Singapore’s Prime Minister Lee Hsien Loong said on Friday that a recession was possible, with the government downgrading its gross domestic product (GDP) forecast to as low as a 0.5 percent contraction, compared with a range of between 0.5 percent to 2.5 percent growth previously.
“The outlook for the Singapore economy has weakened since the last review … In particular, the COVID-19 outbreak is expected to affect the Singapore economy,” said Singapore’s Permanent Secretary of the Ministry of Trade and Industry, Gabriel Lim, referring to the disease’s technical name.
The Southeast Asian city-state has reported 75 cases of the virus to date, one of the highest tallies outside China where more than 1,700 have died because of the virus.
Lim said the effects would be most keenly felt in manufacturing, trade, tourism and transport, alongside retail and food services.
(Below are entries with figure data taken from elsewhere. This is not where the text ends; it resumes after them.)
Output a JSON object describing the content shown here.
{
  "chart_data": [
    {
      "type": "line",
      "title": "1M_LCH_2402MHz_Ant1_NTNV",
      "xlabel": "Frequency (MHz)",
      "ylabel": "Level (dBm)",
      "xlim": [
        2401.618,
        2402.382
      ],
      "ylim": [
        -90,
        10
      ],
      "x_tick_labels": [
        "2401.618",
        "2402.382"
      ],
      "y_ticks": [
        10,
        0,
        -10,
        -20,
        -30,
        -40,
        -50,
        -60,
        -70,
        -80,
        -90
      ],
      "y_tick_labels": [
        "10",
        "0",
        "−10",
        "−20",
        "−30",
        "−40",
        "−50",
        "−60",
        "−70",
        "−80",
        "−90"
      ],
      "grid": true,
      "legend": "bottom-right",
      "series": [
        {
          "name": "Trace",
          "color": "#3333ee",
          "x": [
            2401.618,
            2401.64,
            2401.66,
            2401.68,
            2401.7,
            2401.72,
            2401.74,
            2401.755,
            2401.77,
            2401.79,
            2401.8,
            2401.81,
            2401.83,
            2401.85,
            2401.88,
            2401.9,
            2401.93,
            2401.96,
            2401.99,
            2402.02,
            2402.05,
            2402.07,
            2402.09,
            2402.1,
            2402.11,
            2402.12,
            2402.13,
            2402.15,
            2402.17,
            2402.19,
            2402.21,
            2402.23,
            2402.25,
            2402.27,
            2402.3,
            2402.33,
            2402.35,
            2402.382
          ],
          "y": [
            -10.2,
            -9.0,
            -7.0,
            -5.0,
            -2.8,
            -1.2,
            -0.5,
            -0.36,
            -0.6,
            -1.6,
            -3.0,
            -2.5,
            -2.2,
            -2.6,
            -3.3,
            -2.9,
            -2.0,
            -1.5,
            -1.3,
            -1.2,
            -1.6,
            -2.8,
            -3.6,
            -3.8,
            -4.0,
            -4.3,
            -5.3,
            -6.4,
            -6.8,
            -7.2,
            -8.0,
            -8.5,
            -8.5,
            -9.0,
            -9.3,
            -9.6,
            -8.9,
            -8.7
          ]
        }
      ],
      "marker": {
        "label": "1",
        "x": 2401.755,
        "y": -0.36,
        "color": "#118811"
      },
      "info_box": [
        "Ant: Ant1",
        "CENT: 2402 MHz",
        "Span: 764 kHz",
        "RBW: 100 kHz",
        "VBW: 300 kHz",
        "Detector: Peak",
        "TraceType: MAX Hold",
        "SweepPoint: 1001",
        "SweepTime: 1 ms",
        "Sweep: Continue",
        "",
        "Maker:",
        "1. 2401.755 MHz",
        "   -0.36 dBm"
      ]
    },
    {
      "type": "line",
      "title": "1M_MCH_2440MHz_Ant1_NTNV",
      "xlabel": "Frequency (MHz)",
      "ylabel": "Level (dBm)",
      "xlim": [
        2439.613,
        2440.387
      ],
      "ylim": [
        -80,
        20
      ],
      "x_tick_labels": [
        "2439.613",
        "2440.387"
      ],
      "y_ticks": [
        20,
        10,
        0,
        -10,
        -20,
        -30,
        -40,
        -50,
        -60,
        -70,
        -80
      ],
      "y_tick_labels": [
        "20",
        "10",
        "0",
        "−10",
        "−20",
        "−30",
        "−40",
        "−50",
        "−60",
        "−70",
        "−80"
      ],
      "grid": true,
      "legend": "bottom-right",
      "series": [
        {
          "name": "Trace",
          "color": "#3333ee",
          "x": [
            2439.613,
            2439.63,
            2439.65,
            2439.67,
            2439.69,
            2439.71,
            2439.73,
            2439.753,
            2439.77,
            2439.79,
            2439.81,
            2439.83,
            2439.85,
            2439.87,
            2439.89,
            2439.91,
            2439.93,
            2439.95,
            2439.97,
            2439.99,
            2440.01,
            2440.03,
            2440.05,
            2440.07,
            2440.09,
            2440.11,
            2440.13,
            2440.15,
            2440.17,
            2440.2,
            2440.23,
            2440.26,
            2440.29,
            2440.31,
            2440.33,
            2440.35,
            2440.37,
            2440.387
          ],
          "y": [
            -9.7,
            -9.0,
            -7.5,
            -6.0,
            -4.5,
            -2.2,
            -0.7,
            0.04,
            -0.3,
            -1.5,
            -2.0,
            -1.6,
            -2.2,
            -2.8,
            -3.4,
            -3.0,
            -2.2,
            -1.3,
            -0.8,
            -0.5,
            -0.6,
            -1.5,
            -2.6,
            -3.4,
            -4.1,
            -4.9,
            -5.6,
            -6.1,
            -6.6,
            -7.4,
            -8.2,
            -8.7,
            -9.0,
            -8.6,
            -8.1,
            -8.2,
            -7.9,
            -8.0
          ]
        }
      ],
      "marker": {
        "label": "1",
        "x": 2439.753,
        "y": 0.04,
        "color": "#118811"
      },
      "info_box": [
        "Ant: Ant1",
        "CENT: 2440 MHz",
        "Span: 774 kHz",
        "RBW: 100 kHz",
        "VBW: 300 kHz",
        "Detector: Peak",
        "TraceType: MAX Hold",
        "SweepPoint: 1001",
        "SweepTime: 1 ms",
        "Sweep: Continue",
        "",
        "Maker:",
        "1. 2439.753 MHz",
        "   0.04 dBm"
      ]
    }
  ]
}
Singapore is set to roll out a hefty package of measures to cushion the blow from the epidemic on its economy in its annual budget on Tuesday with some analysts expecting it to plan for its biggest deficit in more than 10 years.
The full-year forecast for non-oil domestic exports was also lowered on Monday from a potential shrinkage of 0.5 percent to growth of 1.5 percent. That compared with its previous estimate of 0 to 2 percent growth.
The city-state slightly revised up its 2019 fourth-quarter growth figures.
GDP expanded by 1 percent year-on-year in the fourth quarter, faster than the 0.8 percent growth in the government’s advance estimate, while it grew 0.6 percent on the quarter, compared with an initial estimate of a 0.1 percent.
The economy had been staging a nascent recovery after recording its lowest growth rate in 10 years in 2019 at 0.7 percent before the virus spread to the city-state in late January.
“This would be the last good number we will see at least for the next two quarters,” said Lee Ju Ye, an economist at Maybank.
“We are mindful that there is a risk of a technical recession,” Lee said, adding that such a contraction may prompt central bank easing. Economists define a recession as two consecutive quarters of shrinkage in GDP.
The Monetary Authority of Singapore (MAS) is scheduled to issue its semi-annual policy review in April. MAS’ Deputy Managing Director of the Economic Policy Group Edward Robinson said on Monday that its monetary policy position and inflation forecasts remain unchanged.
In Thailand, which is dependent on tourism and trade, growth for the full year was lowered to a range of 1.5 percent to 2.5 percent in 2020, down from a previous estimate of 2.7 percent to 3.7 percent, the National Economic and Social Development Council said on Monday.
This came as growth in GDP sank to 2.4 percent in 2019, its slowest pace in five years, with a decline in exports and slump in public spending led to a 1.6 percent growth in the October-December quarter.
Analysts had forecasted a 2.1 percent growth for the quarter in a Reuters news agency poll.
On a quarterly basis, the economy grew 0.2 percent in the October-December quarter, the National Economic and Social Development Council said, less than the forecast 0.4 percent growth.
Meanwhile, New Zealand Prime Minister Jacinda Ardern said her country’s GDP is expected to slow to around 2 percent to 2.5 percent this year, due to the economic effect of the coronavirus epidemic.
Ardern said the forecasts were from the treasury which had previously predicted a GDP growth of 2.2 percent to 2.8 percent. She said the repercussions will be seen in the first two quarters of the year.
“Treasury expect things to return to normal in the second half of 2020,” she told a news conference on Monday.
Although New Zealand has not recorded any cases of the coronavirus, its tourism industry is highly dependent on the inflow of Chinese travellers.